Upon reaching Mubende hospital, their blood samples were taken and they got them where to sleep.
Namuganyi says that was when ceased understanding what was happening and had started vomiting, and having diarrhoea.
“The health workers started taking care of us and all those things we were afraid of, such as our organs being removed, never happened. They provided us with good meals and food was there in plenty but we had no appetite,” she says.
I want to thank the health workers at Mubende hospital; they took good care of us. They could come and tell us to eat food even when we had no appetite but at least they could tell us to take plenty of drinks to keep our bodies strong if we. Giving us hope helped us to recover,” she adds.

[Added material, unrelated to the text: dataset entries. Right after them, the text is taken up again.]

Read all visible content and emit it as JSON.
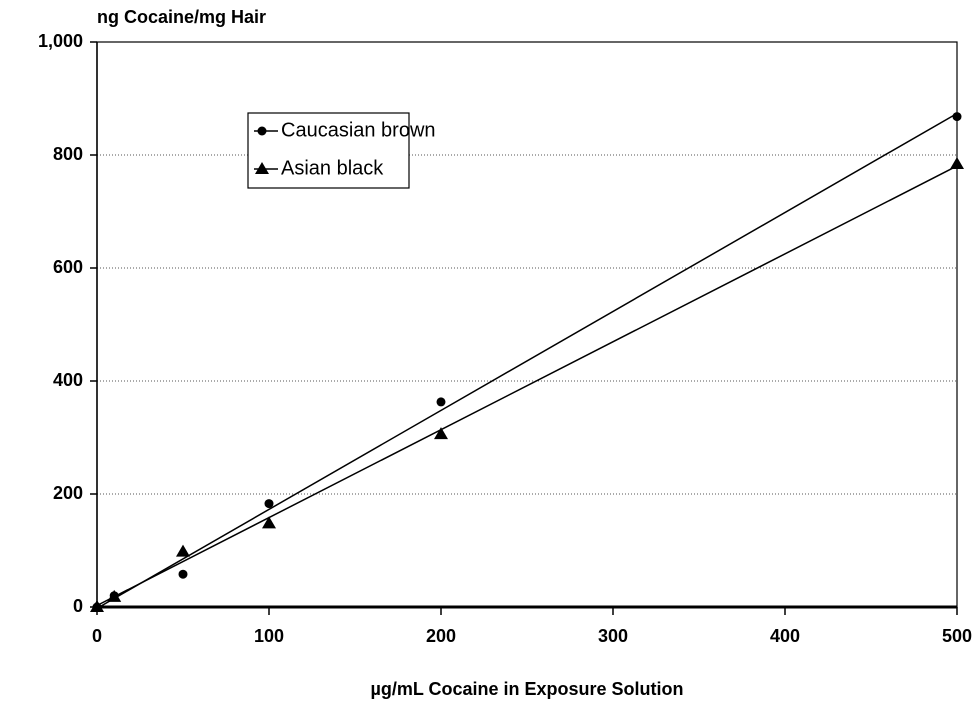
{
  "chart_data": {
    "type": "scatter",
    "y_label": "ng Cocaine/mg Hair",
    "x_label": "µg/mL Cocaine in Exposure Solution",
    "series": [
      {
        "name": "Caucasian brown",
        "color": "#000000",
        "marker": "circle",
        "x": [
          0,
          10,
          50,
          100,
          200,
          500
        ],
        "values": [
          0,
          20,
          58,
          183,
          363,
          868
        ]
      },
      {
        "name": "Asian black",
        "color": "#000000",
        "marker": "triangle",
        "x": [
          0,
          10,
          50,
          100,
          200,
          500
        ],
        "values": [
          0,
          18,
          98,
          148,
          306,
          784
        ]
      }
    ],
    "trendline": "linear",
    "xlim": [
      0,
      500
    ],
    "xticks": [
      0,
      100,
      200,
      300,
      400,
      500
    ],
    "ylim": [
      0,
      1000
    ],
    "yticks": [
      0,
      200,
      400,
      600,
      800,
      {
        "value": 1000,
        "label": "1,000"
      }
    ],
    "grid": true,
    "legend": "upper left"
  }
}
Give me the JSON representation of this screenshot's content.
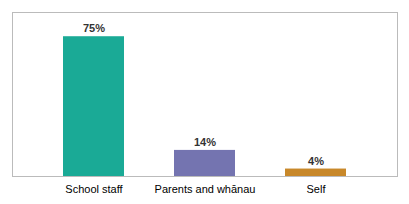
{
  "chart_data": {
    "type": "bar",
    "categories": [
      "School staff",
      "Parents and whānau",
      "Self"
    ],
    "values": [
      75,
      14,
      4
    ],
    "value_labels": [
      "75%",
      "14%",
      "4%"
    ],
    "colors": [
      "#1aaa96",
      "#7474b0",
      "#c8882a"
    ],
    "ylim": [
      0,
      88
    ],
    "data_labels": true,
    "tick_labels": "x"
  }
}
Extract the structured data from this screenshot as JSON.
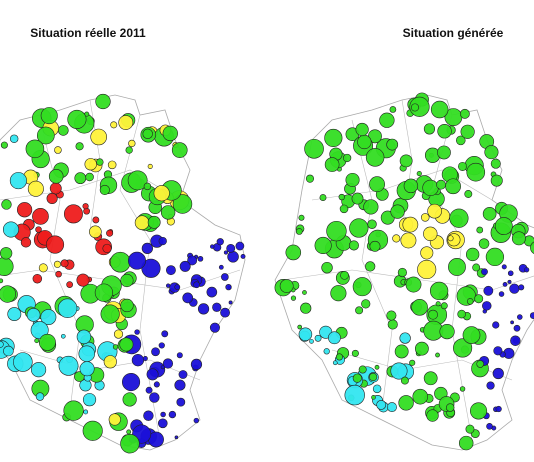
{
  "maps": [
    {
      "title": "Situation réelle 2011"
    },
    {
      "title": "Situation générée"
    }
  ]
}
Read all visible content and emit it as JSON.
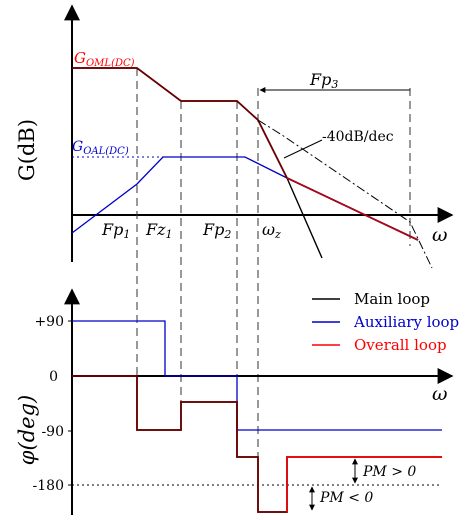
{
  "top_plot": {
    "y_axis_label": "G(dB)",
    "x_axis_symbol": "ω",
    "oml_dc_label": "G",
    "oml_dc_sub": "OML(DC)",
    "oal_dc_label": "G",
    "oal_dc_sub": "OAL(DC)",
    "slope_annotation": "-40dB/dec",
    "fp3_label": "Fp",
    "fp3_sub": "3",
    "ticks": [
      {
        "main": "Fp",
        "sub": "1"
      },
      {
        "main": "Fz",
        "sub": "1"
      },
      {
        "main": "Fp",
        "sub": "2"
      },
      {
        "main": "ω",
        "sub": "z"
      }
    ]
  },
  "bottom_plot": {
    "y_axis_label": "φ(deg)",
    "x_axis_symbol": "ω",
    "y_ticks": [
      "+90",
      "0",
      "-90",
      "-180"
    ],
    "pm_positive": "PM > 0",
    "pm_negative": "PM < 0",
    "legend": [
      {
        "label": "Main loop",
        "color": "#000000"
      },
      {
        "label": "Auxiliary loop",
        "color": "#0000cc"
      },
      {
        "label": "Overall loop",
        "color": "#ff0000"
      }
    ]
  },
  "colors": {
    "main": "#000000",
    "auxiliary": "#0000cc",
    "overall": "#ff0000",
    "overall_dark": "#6a0000"
  }
}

Namuganyi is also very grateful to a white doctor whom she only identifies as Dr Tom for the wonderful care he gave them.
“He treated us but he wouldn’t stigmatise us; he could come and greet us and give us hope without isolating us. His actions and behaviour towards us gave us more courage and hope to live for the nine days we spent in the Ebola treatment unit,” Namuganyi says.
“You could see people dying, the very people with whom you are sharing a ward. They would admit men and women in the same ward. We were 12 in our ward. They once pronounced me dead after my heart stopped beating for some time,” she says.
She says after regaining consciousness, she tried to escape from the ward due to the trauma of witnessing people die.
“I called my sister in Mityana District asking her whether she knew other doctors who could provide treatment for me in Mityana. She called Mubende hospital because she knew some health workers who were working there and I was tranfered to another ward until I got discharged,” Namuganyi recalls.
Upon reaching home after being discharged from the hospital following a confirmation that they no longer had Ebola, they faced the challenge of stigma. Namuganyi says they formed an association dubbed Kalwana Ebola Survivors Association through which they help other Ebola survivors facing stigma. She appeals to well-wishers and the government to support their association to help them in boosting their financial wellbeing.